The issue in this case was whether to apply a presumption of prejudice to a 35 month government delay. Speedy trial analysis is easy when the government acts in bad faith or the delay causes identifiable prejudice to the defendant (e.g. a key defense witness dies or exculpatory evidence is lost or destroyed). The problem is that in the real world, cases rarely involve such easy determinations. Instead, cases most often seem to involve government negligence combined with a fear of unidentifiable prejudice. As the Supreme Court put it, “time’s erosion of exculpatory evidence and testimony can rarely be shown.” In other words, how do you prove what a witness would have remembered had the trial happened five years ago? How do you prove what evidence the defense team might have turned up? The answer is that you have to presume prejudice when the delay is long enough, and in this Circuit, 35 months is apparently long enough, at least when the delay is solely the government’s fault.
The dissent takes issue with this test, correctly pointing out that it has turned into a numbers game where various circuits require anywhere from 2 to 5 years for the presumption.
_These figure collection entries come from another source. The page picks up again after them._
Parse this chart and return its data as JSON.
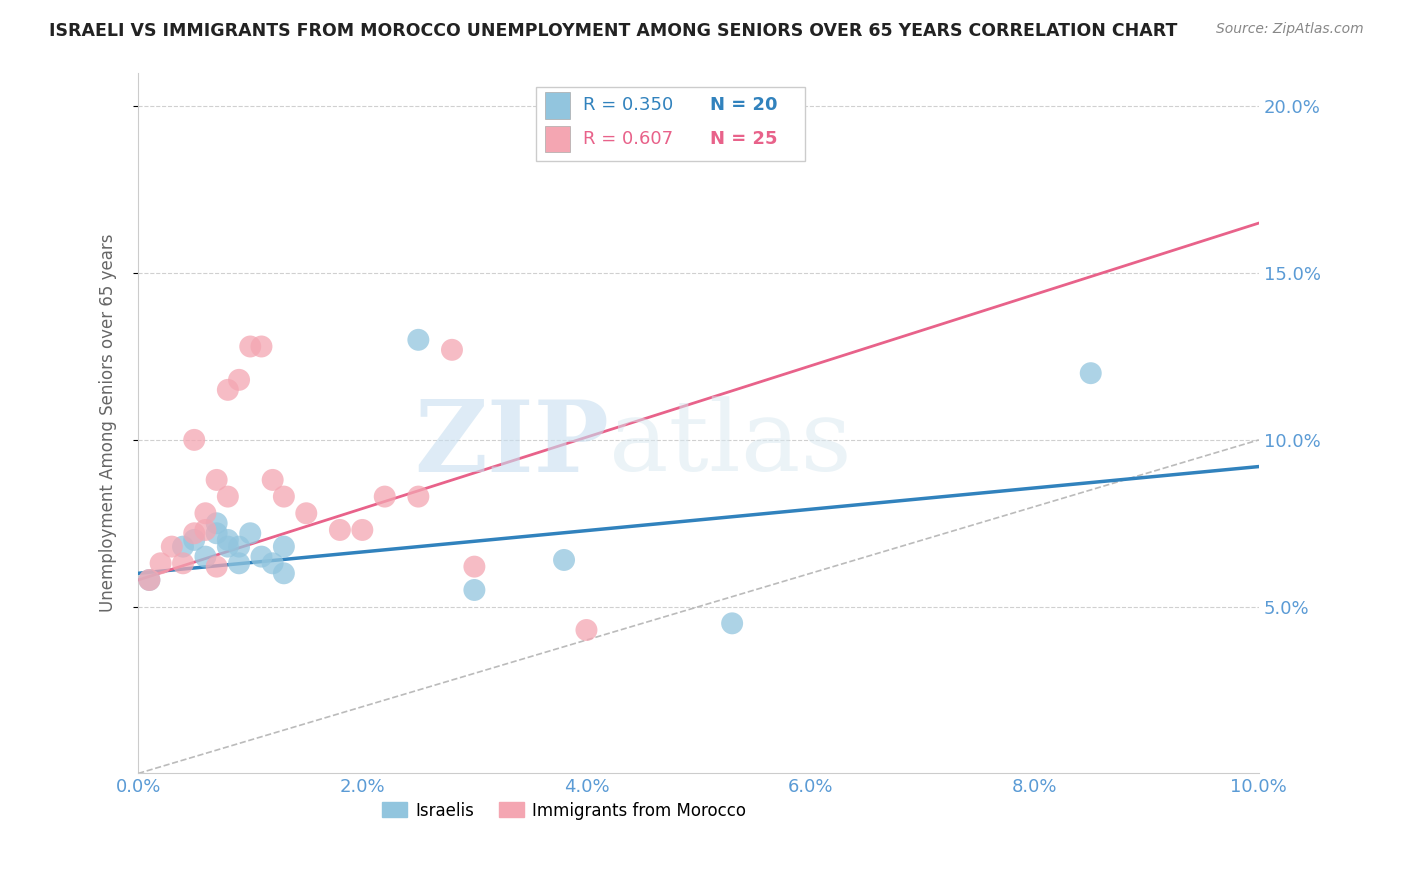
{
  "title": "ISRAELI VS IMMIGRANTS FROM MOROCCO UNEMPLOYMENT AMONG SENIORS OVER 65 YEARS CORRELATION CHART",
  "source": "Source: ZipAtlas.com",
  "ylabel": "Unemployment Among Seniors over 65 years",
  "xlim": [
    0.0,
    0.1
  ],
  "ylim": [
    0.0,
    0.21
  ],
  "xticks": [
    0.0,
    0.02,
    0.04,
    0.06,
    0.08,
    0.1
  ],
  "yticks": [
    0.05,
    0.1,
    0.15,
    0.2
  ],
  "ytick_labels": [
    "5.0%",
    "10.0%",
    "15.0%",
    "20.0%"
  ],
  "xtick_labels": [
    "0.0%",
    "2.0%",
    "4.0%",
    "6.0%",
    "8.0%",
    "10.0%"
  ],
  "background_color": "#ffffff",
  "watermark_zip": "ZIP",
  "watermark_atlas": "atlas",
  "legend_R1": "R = 0.350",
  "legend_N1": "N = 20",
  "legend_R2": "R = 0.607",
  "legend_N2": "N = 25",
  "israelis_color": "#92c5de",
  "morocco_color": "#f4a6b2",
  "trendline_israeli_color": "#3182bd",
  "trendline_morocco_color": "#e8628a",
  "diagonal_color": "#bbbbbb",
  "israelis_x": [
    0.001,
    0.004,
    0.005,
    0.006,
    0.007,
    0.007,
    0.008,
    0.008,
    0.009,
    0.009,
    0.01,
    0.011,
    0.012,
    0.013,
    0.013,
    0.025,
    0.03,
    0.038,
    0.053,
    0.085
  ],
  "israelis_y": [
    0.058,
    0.068,
    0.07,
    0.065,
    0.072,
    0.075,
    0.07,
    0.068,
    0.068,
    0.063,
    0.072,
    0.065,
    0.063,
    0.068,
    0.06,
    0.13,
    0.055,
    0.064,
    0.045,
    0.12
  ],
  "morocco_x": [
    0.001,
    0.002,
    0.003,
    0.004,
    0.005,
    0.005,
    0.006,
    0.006,
    0.007,
    0.007,
    0.008,
    0.008,
    0.009,
    0.01,
    0.011,
    0.012,
    0.013,
    0.015,
    0.018,
    0.02,
    0.022,
    0.025,
    0.028,
    0.03,
    0.04
  ],
  "morocco_y": [
    0.058,
    0.063,
    0.068,
    0.063,
    0.072,
    0.1,
    0.073,
    0.078,
    0.062,
    0.088,
    0.083,
    0.115,
    0.118,
    0.128,
    0.128,
    0.088,
    0.083,
    0.078,
    0.073,
    0.073,
    0.083,
    0.083,
    0.127,
    0.062,
    0.043
  ],
  "trendline_isr_x0": 0.0,
  "trendline_isr_y0": 0.06,
  "trendline_isr_x1": 0.1,
  "trendline_isr_y1": 0.092,
  "trendline_mor_x0": 0.0,
  "trendline_mor_y0": 0.058,
  "trendline_mor_x1": 0.1,
  "trendline_mor_y1": 0.165
}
The dissent would require that “before applying the presumption, we should at least ask whether there is reason to believe that the defendant has suffered significant, albeit unidentifiable, prejudice as a result of the government’s delay in bringing him to trial.” What the dissent fails to explain is how a defendant could possibly present evidence of an unidentifiable fact.
3 comments:
Something that is "undeniable" is not necessarily "unprovable." An elephant is undeniably heavier than a mouse. Give me a scale, and I can produce evidence to prove it.
This is a great case!
Something that is "undeniable" is in fact almost always provable. However, the issue here is not with proving things that are "undeniable," but rather with proving things that are "unIDENTIFIABLE." For example, imagine the defendant was innocent and the real killer left fingerprints on the murder weapon, which were destroyed by weather and age in the three years it took to bring the innocent defendant to trial. The innocent defendant would be unable to prove the fingerprints once existed. This would be a piece of unidentifiable exculpatory evidence that was lost due to the government's violation of the defendant's speedy trial rights.